I like to go for walks. Indeed, I just returned from a nice walk on the canal and into New Jersey. Walking has always had a special place in my life. From as early as I can remember, I’d go for long walks. I’d walk to school every morning, a bit less than a mile from our McLean Gardens apartment to John Eaton Elementary School, instead of taking a bus or having my parents drive me. My friends and I would walk from our homes down to the Volta Park Pool in Georgetown during the summer, 2.3 miles away. We’d often walk back as well even after a long day of playing in the pool. Thus, walking had become a part of my sense of self since I was a school-aged boy.
As a teenager, my family moved to Arlington, VA, living in a modest house on North Cleveland Street. Although now I was a bit further from my favorite DC attractions, this had little impact on my passion for walking. Indeed, in college I walked to school at George Washington University (2.6 miles away). Later, when I stayed with my mom in Rosslyn for a stint whilst back from college in San Diego, working at the Sheraton Carlton Hotel on 16th street, I’d walk to work and back too (3 miles each way). So I walked and walked about, pounding the dirty pavement and ruining good shoes. I even started going for long walks around the city’s tourist attractions on days off, making stops at the Smithsonian museums and shops along the way. After a long stroll through the Mall from the Lincoln Memorial to the Capitol Building, for instance, I’d walk to Georgetown past travel agencies and expensive restaurants, imagining what life would be like if I could eat at the best places in exotic foreign lands. Walking gives one lots of time to think. Indeed, for me, walking and thinking became inseparable; eventually I could not have one without the other.
Walking and thinking reinforced each other. Once I started walking, thinking immediately followed. However, it wasn’t just thinking about the mundane issues in life, like where I’d stop for a coffee. I thought about big issues. I hypothesized and reasoned the conclusions. Like a philosopher of old, eschewing empiricism, I came to marvelous conclusions in my mind. I’d cherish this time to think and even planned out what I’d be thinking during my walks. For instance, before going home from a long shift at Carlton, and passing through Georgetown, I’d already set my mind on the stream of consciousness I sought to pursue that afternoon.
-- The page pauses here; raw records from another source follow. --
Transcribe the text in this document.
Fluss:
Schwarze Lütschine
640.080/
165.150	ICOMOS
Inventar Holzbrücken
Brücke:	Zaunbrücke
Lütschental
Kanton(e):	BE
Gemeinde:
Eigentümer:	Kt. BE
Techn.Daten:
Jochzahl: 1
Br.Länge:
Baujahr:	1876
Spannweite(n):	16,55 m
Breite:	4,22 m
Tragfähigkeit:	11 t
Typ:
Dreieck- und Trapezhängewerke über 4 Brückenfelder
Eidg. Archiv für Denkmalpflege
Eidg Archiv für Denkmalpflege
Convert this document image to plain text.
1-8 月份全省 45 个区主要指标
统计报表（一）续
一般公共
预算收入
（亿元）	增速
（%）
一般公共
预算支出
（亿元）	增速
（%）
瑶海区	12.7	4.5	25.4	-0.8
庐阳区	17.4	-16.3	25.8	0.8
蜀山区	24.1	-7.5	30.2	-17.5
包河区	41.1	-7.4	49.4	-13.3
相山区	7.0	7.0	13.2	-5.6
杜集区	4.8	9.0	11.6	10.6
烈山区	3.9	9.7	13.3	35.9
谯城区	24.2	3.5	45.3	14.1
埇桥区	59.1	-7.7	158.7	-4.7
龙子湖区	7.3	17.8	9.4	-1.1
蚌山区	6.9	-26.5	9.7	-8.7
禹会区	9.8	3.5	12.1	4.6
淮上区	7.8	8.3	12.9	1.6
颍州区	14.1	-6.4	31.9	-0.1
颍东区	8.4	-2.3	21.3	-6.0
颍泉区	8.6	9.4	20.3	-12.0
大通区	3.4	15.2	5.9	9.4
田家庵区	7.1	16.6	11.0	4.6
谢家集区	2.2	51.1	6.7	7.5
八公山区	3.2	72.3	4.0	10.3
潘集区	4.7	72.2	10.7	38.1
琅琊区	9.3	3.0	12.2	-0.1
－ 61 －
I would then enjoy the time to think as I walked down Connecticut Avenue and picked the specific street I’d walk to eventually arrive in Georgetown and the Key Bridge. I solved many of the world’s most pressing problems during those walks. It’s only a shame I couldn’t implement all that I did mentally in the world outside my ears. I was a bit too naïve those days, but those mental pushups really built up my strength for the work I’d eventually do as a researcher.
Today, as I sit here writing, I still walk and think every day. Life unfortunately leads us in various directions, some of which preclude us doing what we used to do with passion. I live far from the city now and spend much time driving. Although I have time to think whilst driving, I seem to indulge in sports talk radio a bit too much whenever I get behind the wheel of my car. I never formed that connection between driving and thinking as I have with walking, although I do enjoy driving for its own sake. Thus, I still go for walks to think, albeit much shorter in duration than in the former times. However, whenever I get away from home, traveling to different cities for a conference, I still go off on long walks before attending to business, just like I did as a young man in D.C. When I do so, I still solve pressing problems, come up with amazing hypotheses, and even plans for my next manuscript. Unlike my younger age however, some of these ideas do come to fruition. I have learned to reduce the scope of my ambitions and have become quite realistic in my mental exercises. Thus, walking still is my place to think, and I now urge my students to do the same too. Any student who has ever had me as a professor knows my favorite saying, “take concepts learned in class out for a walk”. I urge them to challenge theorists and textbook writers by putting ideas learned in class to the test of experience. Don’t just read, I’d profess, read and then think deeply about the ideas. Connect them to your life and personal experiences. Not only will this help you maintain the material in long term memory by forming deep connections with strong memories, but it will also allow you test the concepts for validity. If it doesn’t make sense in the real world, the theory has little value, I’d say. That goes for everything, including what I’m writing here. Take it out for a walk, preferably to a pretty place if possible.